Stripped Bare (Stripped #1)(68)



“Wow. That’s...random.” He chuckled quietly. “It’s as simple as I told you. I was young, I was stupid, and I thought she was the one. I got caught up in the success of the business and I wasn’t careful. She was an aspiring singer working a part-time job, and I should have gotten a prenup to protect myself, but you know I didn’t. I wish I could tell you some long, romantic story about how she broke my heart, but she didn’t.”

I pushed my plate to the side and sipped my water. Then I propped my chin up in my palm. “Is it really the reason why you don’t...have serious relationships?”

“Mostly. I also don’t have much time to dedicate to one.”

“You’ve given me enough of your time. Enough for a relationship.”

“Yes,” he said slowly, his gaze locking with mine. “But I want to spend time with you. There’s a difference between making time for somebody and time creating itself for them. Time creates itself for you. You just...fit.”

My stomach flipped. “Doesn’t that scare you?”

“Terrifies me.”

“Then why do you let it? Why do you let me fit into your life when you know this won’t be serious if it scares you that badly?”

“Because, sometimes, the things that scare us most are exactly what we need, and that’s why they’re scary.”

I looked down at the table. Was he right? Was I so scared because this...this connection we had was exactly what I needed?

“Mia,” he said, drawing my gaze back up to him. “I’m terrified of you. You’re the scariest person I’ve ever met because there shouldn’t be time for you in my life. I shouldn’t have time to take an evening off to have dinner with you—for the second time in a week. I shouldn’t be able to drop work for three days this weekend to take you to Allie’s wedding, but I can, and I am. I would work through the night if it meant I could lie in bed all morning with you. That’s not who I am, but with you, it’s who I become. I figure that’s why, even when you come and tell me we can’t see each other anymore, I can’t for the f*cking life of me give up on you.”

“I think you should.” I smiled sadly. “When I told you before that I can’t do personal relationships, I wasn’t lying. I am so bad at them. I even have the nickname of Queen of Dating Disasters at home.”

That cracked a smile from him.

“I don’t have a lot of time, either. What you don’t see is that I can sit down at my laptop to design stuff at eight p.m., the sun setting, and look up five hours later in the middle of the night. I literally lose time, so I know I sure as hell won’t be able to find it anywhere.”

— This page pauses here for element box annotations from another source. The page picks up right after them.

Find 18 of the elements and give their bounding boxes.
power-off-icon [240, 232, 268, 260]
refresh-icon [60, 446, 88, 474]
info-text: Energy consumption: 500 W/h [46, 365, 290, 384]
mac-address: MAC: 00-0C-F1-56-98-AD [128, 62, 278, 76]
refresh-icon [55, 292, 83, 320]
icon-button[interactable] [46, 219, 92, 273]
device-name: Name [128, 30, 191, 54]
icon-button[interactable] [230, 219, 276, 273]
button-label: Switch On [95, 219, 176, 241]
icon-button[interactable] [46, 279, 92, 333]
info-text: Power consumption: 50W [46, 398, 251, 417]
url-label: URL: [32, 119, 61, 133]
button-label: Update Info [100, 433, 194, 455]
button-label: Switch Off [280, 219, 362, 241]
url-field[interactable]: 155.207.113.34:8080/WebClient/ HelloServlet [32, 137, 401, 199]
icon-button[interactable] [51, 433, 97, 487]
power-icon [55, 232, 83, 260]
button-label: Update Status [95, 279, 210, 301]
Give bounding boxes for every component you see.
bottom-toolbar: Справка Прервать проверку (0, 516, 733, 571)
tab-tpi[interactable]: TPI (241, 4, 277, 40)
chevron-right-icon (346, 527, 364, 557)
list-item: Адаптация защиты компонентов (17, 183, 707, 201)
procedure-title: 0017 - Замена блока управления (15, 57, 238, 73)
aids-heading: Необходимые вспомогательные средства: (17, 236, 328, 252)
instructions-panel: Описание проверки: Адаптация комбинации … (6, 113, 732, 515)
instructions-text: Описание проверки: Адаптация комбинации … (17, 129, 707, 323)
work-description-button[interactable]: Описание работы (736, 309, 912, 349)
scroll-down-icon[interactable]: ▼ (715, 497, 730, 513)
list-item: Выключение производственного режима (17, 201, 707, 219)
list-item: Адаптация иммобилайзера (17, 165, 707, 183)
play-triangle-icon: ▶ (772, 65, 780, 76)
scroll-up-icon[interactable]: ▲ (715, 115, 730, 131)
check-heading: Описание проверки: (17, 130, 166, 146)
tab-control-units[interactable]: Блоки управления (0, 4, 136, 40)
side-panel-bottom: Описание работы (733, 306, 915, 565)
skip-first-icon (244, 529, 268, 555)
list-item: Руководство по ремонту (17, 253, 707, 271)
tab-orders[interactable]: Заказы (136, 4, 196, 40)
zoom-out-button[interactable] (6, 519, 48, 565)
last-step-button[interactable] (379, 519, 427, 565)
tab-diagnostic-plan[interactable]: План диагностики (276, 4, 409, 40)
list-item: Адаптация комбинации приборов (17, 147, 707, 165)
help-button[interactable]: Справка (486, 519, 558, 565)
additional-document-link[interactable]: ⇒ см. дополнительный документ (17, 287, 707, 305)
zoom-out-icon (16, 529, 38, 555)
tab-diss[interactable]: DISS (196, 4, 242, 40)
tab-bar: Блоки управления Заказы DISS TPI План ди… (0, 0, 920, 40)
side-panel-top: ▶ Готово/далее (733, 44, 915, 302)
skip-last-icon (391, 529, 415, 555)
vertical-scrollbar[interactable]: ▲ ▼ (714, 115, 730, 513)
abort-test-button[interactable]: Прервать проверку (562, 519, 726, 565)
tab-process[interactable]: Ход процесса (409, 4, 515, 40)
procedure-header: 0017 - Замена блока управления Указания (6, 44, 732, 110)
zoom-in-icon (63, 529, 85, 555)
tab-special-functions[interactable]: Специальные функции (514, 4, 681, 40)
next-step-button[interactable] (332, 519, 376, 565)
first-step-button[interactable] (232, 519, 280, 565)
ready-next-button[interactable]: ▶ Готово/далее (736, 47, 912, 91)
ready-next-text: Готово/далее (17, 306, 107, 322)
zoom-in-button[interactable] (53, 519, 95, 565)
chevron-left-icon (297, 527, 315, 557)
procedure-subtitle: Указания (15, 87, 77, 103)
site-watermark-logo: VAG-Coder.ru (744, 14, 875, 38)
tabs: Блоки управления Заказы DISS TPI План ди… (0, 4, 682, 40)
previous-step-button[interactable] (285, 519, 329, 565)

“Yet here you are. With me. Finding it.”

“I didn’t find it.”

“Because it found you.”

I opened my mouth, but he was right. I had stuff I could have been doing for work—not immediately pressing, things I did have time to do, but I was always early. I always had everything done way before it needed to be because I hated knowing I had a to-do list longer than my arm. The only to-do list that was allowed to be that long was a celebrity crush one.

Yet...there I was. I had time, and I was spending it with West. Out of choice—kind of.

I took a deep breath and looked away from him. This had escalated beyond anything I’d imagined when I’d blurted that question out. I hadn’t thought it through at all, had I? Mind you, I could have, and we probably would have ended up having this conversation anyway.

That was how it worked with us. It didn’t seem to matter where we started. We always end up in the same place.

Back to us.

There was still one question, one burning question, I’d asked him several days ago and hadn’t received an answer for. One I needed an answer for.

“What do you want from me, West?”

“I want you to be honest with yourself and stop fighting this. Stop fighting us.”

Another deep breath filled my lungs, but it didn’t feel like it was enough. The frustration I felt at this entire situation balled tightly in my stomach and traveled up through my body until it was a hard lump in my throat and a threatening sting in the backs of my eyes.

I stood up from the table and went inside. I needed a minute to breathe—where he wasn’t there. I needed air he couldn’t take from me, because that happened all too often. Too many times, he’d stolen my breath.

“You know your problem, angel?” He’d followed me. “You’re so concerned about doing what you think is right that you’re ignoring what feels right. You can’t tell me this—we, us—feels wrong.”

“No, it doesn’t. You’re right.” I turned and met his gaze, my hands flattening against the top of my stomach. “But that’s the entire problem, isn’t it? It does feel right, and yeah, time is making itself for us right now when we’re in the same city, but when we’re in different ones? Then what, West? Would our time for each other be nothing more than phone sex? Dirty picture messages? I have this much time that you fit in because this isn’t my life. My life is in San Diego, where most of what qualifies as my spare time is spent fending off my mother and hanging out with my friends.” I pressed my hands harder against my stomach and licked my lips to wet them. “Do you not understand that the more time we spend together that isn’t work, the more you matter to me and the more it’s going to hurt when I leave Vegas and go home? We’re almost done. I’ve got a red-eye flight on Friday morning, and then I might not even have to come back.”